# downlaoding the cyclist data from roboflow and saving it to a folder

In [None]:
!pip install roboflow

from roboflow import Roboflow
rf = Roboflow(api_key="YR3Kzt494NMSiJw8npFK")
project = rf.workspace("bicycle-detection").project("bike-detect-ct")
version = project.version(5)
dataset = version.download("yolov11")
                
                

loading Roboflow workspace...
loading Roboflow project...


Downloading Dataset Version Zip in Bike-Detect---CT-5 to yolov11:: 100%|██████████| 5665052/5665052 [03:27<00:00, 27323.11it/s]





Extracting Dataset Version Zip to Bike-Detect---CT-5 in yolov11:: 100%|██████████| 36717/36717 [01:54<00:00, 320.56it/s]
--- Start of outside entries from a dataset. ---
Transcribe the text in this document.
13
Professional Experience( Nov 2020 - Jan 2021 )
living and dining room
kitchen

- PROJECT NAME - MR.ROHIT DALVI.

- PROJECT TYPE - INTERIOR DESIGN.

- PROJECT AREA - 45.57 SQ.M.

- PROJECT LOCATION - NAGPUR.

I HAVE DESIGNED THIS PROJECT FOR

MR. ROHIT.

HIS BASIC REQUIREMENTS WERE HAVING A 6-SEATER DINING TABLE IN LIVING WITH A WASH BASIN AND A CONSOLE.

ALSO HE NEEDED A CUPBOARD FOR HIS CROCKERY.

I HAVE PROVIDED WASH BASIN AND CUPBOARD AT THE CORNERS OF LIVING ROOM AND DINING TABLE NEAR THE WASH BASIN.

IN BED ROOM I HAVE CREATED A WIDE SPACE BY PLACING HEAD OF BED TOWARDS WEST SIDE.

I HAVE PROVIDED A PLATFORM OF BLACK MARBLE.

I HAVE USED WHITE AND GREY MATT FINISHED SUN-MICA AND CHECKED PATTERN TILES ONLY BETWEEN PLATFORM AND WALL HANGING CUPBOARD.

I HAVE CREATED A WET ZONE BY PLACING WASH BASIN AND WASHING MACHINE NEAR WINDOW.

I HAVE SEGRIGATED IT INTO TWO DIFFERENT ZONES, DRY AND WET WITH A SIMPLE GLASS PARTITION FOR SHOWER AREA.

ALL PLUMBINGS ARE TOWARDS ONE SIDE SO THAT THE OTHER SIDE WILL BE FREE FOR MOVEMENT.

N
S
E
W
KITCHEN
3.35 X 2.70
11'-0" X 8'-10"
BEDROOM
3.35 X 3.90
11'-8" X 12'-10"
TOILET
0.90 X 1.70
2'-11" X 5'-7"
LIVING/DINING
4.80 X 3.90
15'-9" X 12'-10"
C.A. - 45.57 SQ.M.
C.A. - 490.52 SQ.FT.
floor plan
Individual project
# Import Necessary Libraries

In [None]:
import os
import psycopg2
import shutil
from PIL import Image, ImageDraw
import random

## Count the images in a folder

In [3]:
def count_images_in_folder(folder_path, extensions=('jpg', 'jpeg', 'png', 'bmp', 'gif', 'txt')):
    """
    Counts the number of image files in a folder.

    Args:
        folder_path (str): Path to the folder.
        extensions (tuple): Allowed image file extensions.

    Returns:
        int: Total count of images in the folder.
    """
    count = 0
    for file in os.listdir(folder_path):
        if file.lower().endswith(extensions):
            count += 1
    return count

# Example usage
folder_path = "dataset/train/images"  # Replace with your folder path
image_count = count_images_in_folder(folder_path)
print(f"Total images in folder '{folder_path}': {image_count}")


Total images in folder 'dataset/train/images': 18036


In [4]:
folder_path = "dataset/train/labels"  # Replace with your folder path
label_count = count_images_in_folder(folder_path, extensions=('txt'))
print(f"Total labels in folder '{folder_path}': {label_count}")

Total labels in folder 'dataset/train/labels': 18036


## Combining images and labels folders into a single folder

In [None]:
def combine_folders(image_folders, label_folders, output_folder):
    """
    Combines multiple image folders and label folders into single 'images' and 'labels' folders.

    Args:
        image_folders (list): List of paths to image folders.
        label_folders (list): List of paths to label folders.
        output_folder (str): Path to the output folder.

    Returns:
        None
    """
    # Create combined output folders
    output_images = os.path.join(output_folder, "images")
    output_labels = os.path.join(output_folder, "labels")
    os.makedirs(output_images, exist_ok=True)
    os.makedirs(output_labels, exist_ok=True)

    # Move images
    for folder in image_folders:
        for file in os.listdir(folder):
            if file.lower().endswith(('jpg', 'jpeg', 'png', 'bmp', 'gif')):
                src = os.path.join(folder, file)
                dst = os.path.join(output_images, file)
                shutil.move(src, dst)  # Move the image
                print(f"Moved image: {file}")

    # Move labels
    for folder in label_folders:
        for file in os.listdir(folder):
            if file.lower().endswith(('txt', 'json', 'xml')):
                src = os.path.join(folder, file)
                dst = os.path.join(output_labels, file)
                shutil.move(src, dst)  # Move the label
                print(f"Moved label: {file}")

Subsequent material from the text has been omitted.